The Leiden Malaria Research Group has a new website:
The Leiden Malaria Research Group has set up a publically accessible database Pberghei.eu.
Pberghei.eu hosts a database containing information on genetically modified rodent malaria parasite lines generated by many labs worldwide.
Specifically, we are collating data that has been generated in the three rodent parasite species; Plasmodium berghei, P. yoelii and P. chabaudi. The aim of this database is to provide the research community access to detailed information on the generation (e.g. disruption, tagging, mutation, transgene expression) and phenotype (e.g. lethal, aberrant growth, failure of sporozoites to infect liver cells, expression of reporter genes) of genetically modified malaria parasites.
We are still technically improving the database and are in the process of adding in many more genetically modified parasite lines (and their associated information). At this moment we have information on around 100 parasite lines. We will not only provide information on ‘successful’ mutants with a clear phenotype, but also (un)published mutants without a clear phenotype and (un)published negative trials to disrupt genes.

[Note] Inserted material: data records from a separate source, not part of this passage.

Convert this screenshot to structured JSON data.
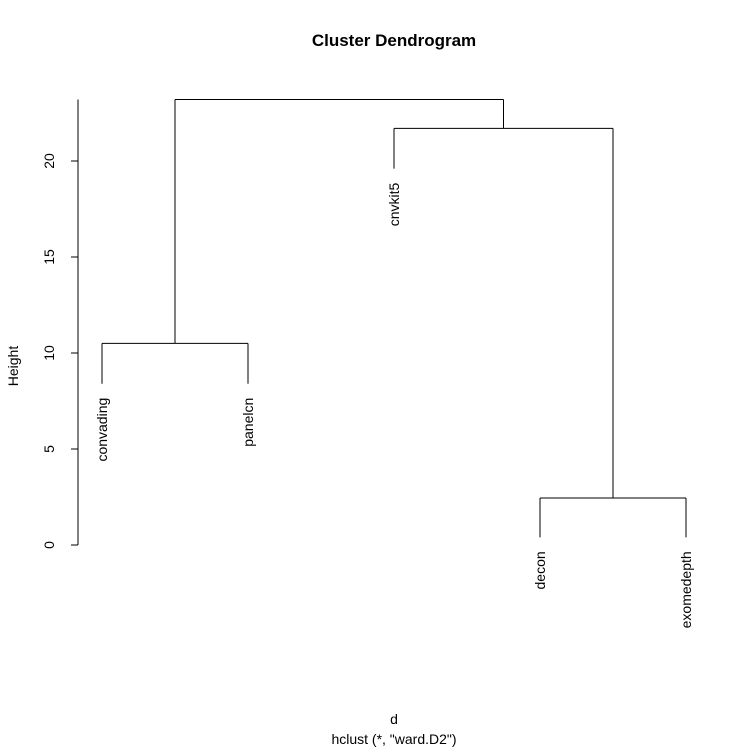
{
  "chart_data": {
    "type": "dendrogram",
    "title": "Cluster Dendrogram",
    "ylabel": "Height",
    "xlabel": "d",
    "sub": "hclust (*, \"ward.D2\")",
    "ylim": [
      0,
      23.2
    ],
    "y_ticks": [
      0,
      5,
      10,
      15,
      20
    ],
    "labels": [
      "convading",
      "panelcn",
      "cnvkit5",
      "decon",
      "exomedepth"
    ],
    "leaves": [
      {
        "label": "convading",
        "x": 1,
        "y": 8.4
      },
      {
        "label": "panelcn",
        "x": 2,
        "y": 8.4
      },
      {
        "label": "cnvkit5",
        "x": 3,
        "y": 19.6
      },
      {
        "label": "decon",
        "x": 4,
        "y": 0.4
      },
      {
        "label": "exomedepth",
        "x": 5,
        "y": 0.4
      }
    ],
    "merges": [
      {
        "left": "decon",
        "right": "exomedepth",
        "height": 2.45
      },
      {
        "left": "convading",
        "right": "panelcn",
        "height": 10.5
      },
      {
        "left": "cnvkit5",
        "right": "decon+exomedepth",
        "height": 21.7
      },
      {
        "left": "convading+panelcn",
        "right": "cnvkit5+decon+exomedepth",
        "height": 23.2
      }
    ],
    "segments": [
      [
        1,
        8.4,
        1,
        10.5
      ],
      [
        1,
        10.5,
        2,
        10.5
      ],
      [
        2,
        10.5,
        2,
        8.4
      ],
      [
        4,
        0.4,
        4,
        2.45
      ],
      [
        4,
        2.45,
        5,
        2.45
      ],
      [
        5,
        2.45,
        5,
        0.4
      ],
      [
        3,
        19.6,
        3,
        21.7
      ],
      [
        3,
        21.7,
        4.5,
        21.7
      ],
      [
        4.5,
        21.7,
        4.5,
        2.45
      ],
      [
        1.5,
        10.5,
        1.5,
        23.2
      ],
      [
        1.5,
        23.2,
        3.75,
        23.2
      ],
      [
        3.75,
        23.2,
        3.75,
        21.7
      ]
    ]
  }
}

Currently we are in discussion with PlasmoDB on the best way to link our RMGM database with theirs to best ensure availability and access of the collated information.
We would be pleased and would very much welcome everyone’s comments to improve our RMGM database. Moreover, we would like to explore the possibilities of coordinating our activities with you and other researchers; such that individuals can submit and/or upload information on their rodent parasite mutants either directly onto the RMGM database or in an excel format that can be sent to the Leiden Malaria Research Group for uploading. We believe that the information on published and unpublished (rodent) malaria parasite mutants, all within one database, will help the research of all and may also prevent unnecessary duplication of work/experiments.